PayUpNow.org has documented recent corporate tax activity from the 10-Ks. We took non-deferred federal tax payments over the past three years and analyzed the figures to determine which companies and industries consistently meet or avoid their obligations. The entire dataset is available on the PayUpNow.org website.

The GOOD seems to be in the health care industry, where Humana, Medco, Wellpoint, and United Health all paid taxes at rates close to the 35% corporate maximum over the past three years. Some nation-wide family favorites fared well, too. Home Depot, Walgreens, CVS, Kohl's, and Best Buy all approached the 35% rate three years running. Good places to shop.

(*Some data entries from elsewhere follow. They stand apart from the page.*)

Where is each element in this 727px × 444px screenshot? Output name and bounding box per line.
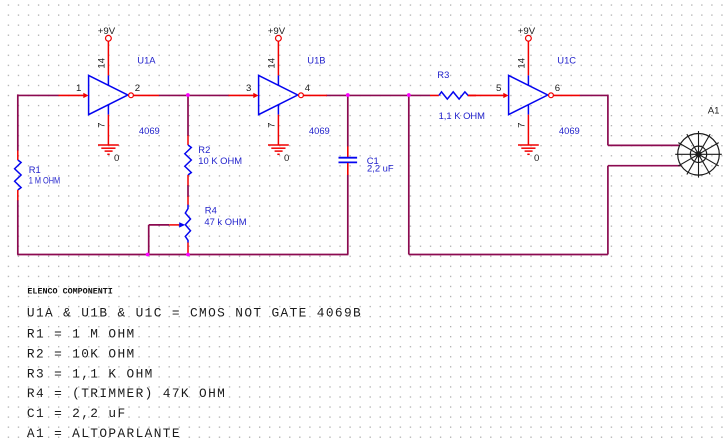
svg-text:14: 14 <box>516 57 527 68</box>
junction R2 top <box>186 93 190 97</box>
svg-text:6: 6 <box>555 83 560 94</box>
label ground node 0 (U1A) <box>114 153 119 164</box>
svg-text:1 M OHM: 1 M OHM <box>29 174 61 185</box>
wire R2 branch vertical <box>187 95 189 136</box>
junction rail R4 bottom <box>186 253 190 257</box>
pin 4 label U1B <box>305 83 311 94</box>
pin 14 label U1C <box>516 57 527 68</box>
wire left vertical lower (R1 to rail) <box>17 200 19 255</box>
svg-text:3: 3 <box>246 83 251 94</box>
svg-text:R1: R1 <box>29 164 41 175</box>
svg-text:U1A: U1A <box>137 54 156 65</box>
svg-text:4: 4 <box>305 83 311 94</box>
wire speaker top vertical <box>607 95 609 146</box>
label U1B value 4069 <box>309 125 330 136</box>
wire left vertical upper (to R1) <box>17 94 19 150</box>
pin 1 label U1A <box>76 83 81 94</box>
svg-text:47 k OHM: 47 k OHM <box>204 216 246 227</box>
wire bottom-left rail <box>17 254 348 256</box>
wire input net U1A horizontal <box>18 94 59 96</box>
label R1 value 1 M OHM <box>29 174 61 185</box>
svg-text:7: 7 <box>266 123 277 128</box>
resistor R1 <box>15 151 22 201</box>
wire bottom-right rail <box>409 254 608 256</box>
svg-text:+9V: +9V <box>518 26 536 37</box>
wire R4 wiper horizontal maroon <box>149 224 170 226</box>
label R1 designator <box>29 164 41 175</box>
label R4 designator <box>205 205 217 216</box>
ground U1A <box>98 145 119 154</box>
ground U1C <box>518 145 539 154</box>
svg-text:5: 5 <box>496 83 501 94</box>
svg-text:7: 7 <box>516 123 527 128</box>
label C1 designator <box>367 155 379 166</box>
label power net +9V (U1C) <box>518 26 536 37</box>
ground U1B <box>268 145 289 154</box>
svg-text:1: 1 <box>76 83 81 94</box>
label R3 value 1,1 K OHM <box>439 110 486 121</box>
pin 2 label U1A <box>135 83 140 94</box>
junction rail R4 wiper <box>146 253 150 257</box>
wire U1C output maroon <box>580 94 608 96</box>
power +9V U1B <box>276 35 282 41</box>
svg-text:4069: 4069 <box>559 125 580 136</box>
resistor R3 <box>430 92 476 99</box>
resistor R2 <box>185 136 192 186</box>
speaker A1 <box>675 131 722 178</box>
svg-text:10 K OHM: 10 K OHM <box>198 155 242 166</box>
pin 7 label U1A <box>96 123 107 128</box>
capacitor C1 <box>339 146 358 175</box>
label U1C value 4069 <box>559 125 580 136</box>
svg-text:+9V: +9V <box>268 26 286 37</box>
label R3 designator <box>437 69 449 80</box>
svg-text:A1: A1 <box>708 106 720 117</box>
svg-text:U1C: U1C <box>557 54 576 65</box>
svg-text:R3: R3 <box>437 69 449 80</box>
label U1C designator <box>557 54 576 65</box>
label R2 value 10 K OHM <box>198 155 242 166</box>
label C1 value 2,2 uF <box>367 162 394 173</box>
power +9V U1C <box>526 35 532 41</box>
svg-text:1,1 K OHM: 1,1 K OHM <box>439 110 486 121</box>
inverter U1C <box>468 41 580 145</box>
svg-text:0: 0 <box>534 153 539 164</box>
pin 7 label U1C <box>516 123 527 128</box>
wire U1A output to U1B input <box>159 94 229 96</box>
wire feedback vertical at x409 <box>408 95 410 255</box>
label U1A designator <box>137 54 156 65</box>
label ground node 0 (U1C) <box>534 153 539 164</box>
wire C1 bottom maroon <box>347 175 349 255</box>
label power net +9V (U1B) <box>268 26 286 37</box>
svg-text:0: 0 <box>114 153 119 164</box>
svg-text:R4: R4 <box>205 205 217 216</box>
svg-text:R2: R2 <box>198 144 210 155</box>
wire R2 to R4 connector <box>187 185 189 197</box>
svg-text:R1 = 1 M OHM: R1 = 1 M OHM <box>27 326 136 341</box>
wire speaker top horizontal <box>608 144 680 146</box>
svg-text:7: 7 <box>96 123 107 128</box>
pin 6 label U1C <box>555 83 560 94</box>
junction C1 top <box>346 93 350 97</box>
wire R4 wiper vertical <box>148 225 150 255</box>
parts list title <box>27 286 112 296</box>
power +9V U1A <box>106 35 112 41</box>
pin 14 label U1B <box>266 57 277 68</box>
wire U1B output to R3 <box>326 94 430 96</box>
wire speaker bottom vertical <box>607 166 609 255</box>
svg-text:U1B: U1B <box>307 54 325 65</box>
junction feedback <box>407 93 411 97</box>
potentiometer R4 (trimmer) <box>169 196 190 254</box>
inverter U1A <box>59 41 159 145</box>
label R2 designator <box>198 144 210 155</box>
svg-text:+9V: +9V <box>98 26 116 37</box>
label ground node 0 (U1B) <box>284 153 289 164</box>
wire C1 top maroon <box>347 95 349 147</box>
svg-text:0: 0 <box>284 153 289 164</box>
svg-text:R2 = 10K OHM: R2 = 10K OHM <box>27 346 136 361</box>
label power net +9V (U1A) <box>98 26 116 37</box>
svg-text:2,2 uF: 2,2 uF <box>367 162 394 173</box>
svg-text:A1 = ALTOPARLANTE: A1 = ALTOPARLANTE <box>27 426 181 441</box>
svg-text:14: 14 <box>96 57 107 68</box>
svg-text:14: 14 <box>266 57 277 68</box>
svg-text:R4 = (TRIMMER) 47K OHM: R4 = (TRIMMER) 47K OHM <box>27 386 226 401</box>
svg-text:C1 = 2,2 uF: C1 = 2,2 uF <box>27 406 127 421</box>
parts list lines <box>27 306 362 442</box>
svg-text:R3 = 1,1 K OHM: R3 = 1,1 K OHM <box>27 366 154 381</box>
svg-text:4069: 4069 <box>309 125 330 136</box>
svg-text:4069: 4069 <box>139 125 160 136</box>
svg-text:2: 2 <box>135 83 140 94</box>
label U1A value 4069 <box>139 125 160 136</box>
label A1 designator <box>708 106 720 117</box>
svg-text:ELENCO COMPONENTI: ELENCO COMPONENTI <box>27 286 112 296</box>
inverter U1B <box>229 41 327 145</box>
pin 7 label U1B <box>266 123 277 128</box>
label U1B designator <box>307 54 325 65</box>
wire speaker bottom horizontal <box>608 165 681 167</box>
label R4 value 47 k OHM <box>204 216 246 227</box>
pin 3 label U1B <box>246 83 251 94</box>
pin 5 label U1C <box>496 83 501 94</box>
svg-text:U1A & U1B & U1C = CMOS NOT GAT: U1A & U1B & U1C = CMOS NOT GATE 4069B <box>27 306 362 321</box>
pin 14 label U1A <box>96 57 107 68</box>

Companies within specific industries were generally grouped together, as if they didn't want to fall far from the tree. In the middle of the pack were Costco, Walmart, and Target, all consistently paying in the mid-20% tax rate range. Even more noteworthy was the tech industry, which had several companies paying taxes at annual rates between 15 and 20 percent: Microsoft, Oracle, Dell, Google, Apple, Amazon, Cisco, and Comcast.

On to the BAD...Kraft Foods and Coca Cola paid less than 10% in taxes over the three-year period. Chevron paid 5%. Hewlett-Packard 3%. IBM 2%. Exxon 2%. Carnival 1%.

Can't get much worse, it seems. But it does. It gets UGLY.

Boeing and DuPont and Dow Chemical and Verizon all made profits three years in a row, but all received net refunds for the three-year period. The ugliest result comes from General Electric, which made pre-tax profits of $44 billion over three years but received almost $5 billion in refunds! So ugly, indeed, that the company buried its tax benefit (refund) strategy in a nondescript passage near the end of its 10-K.

The big picture:

The top 100 companies, with $5 trillion in 2010 revenue and $500 billion in pre-tax earnings, paid less than 10% last year in non-deferred federal taxes. If these 100 companies had paid the 35% tax designated by U.S. tax law, an additional $140 billion would have been collected in federal taxes in just one year. This is approximately equal to the total budget deficits for all 50 states.

Pay Up Now is committed to a focused national effort to refuse the business of the worst corporate tax offenders. We should not have to subsidize them with our own tax money.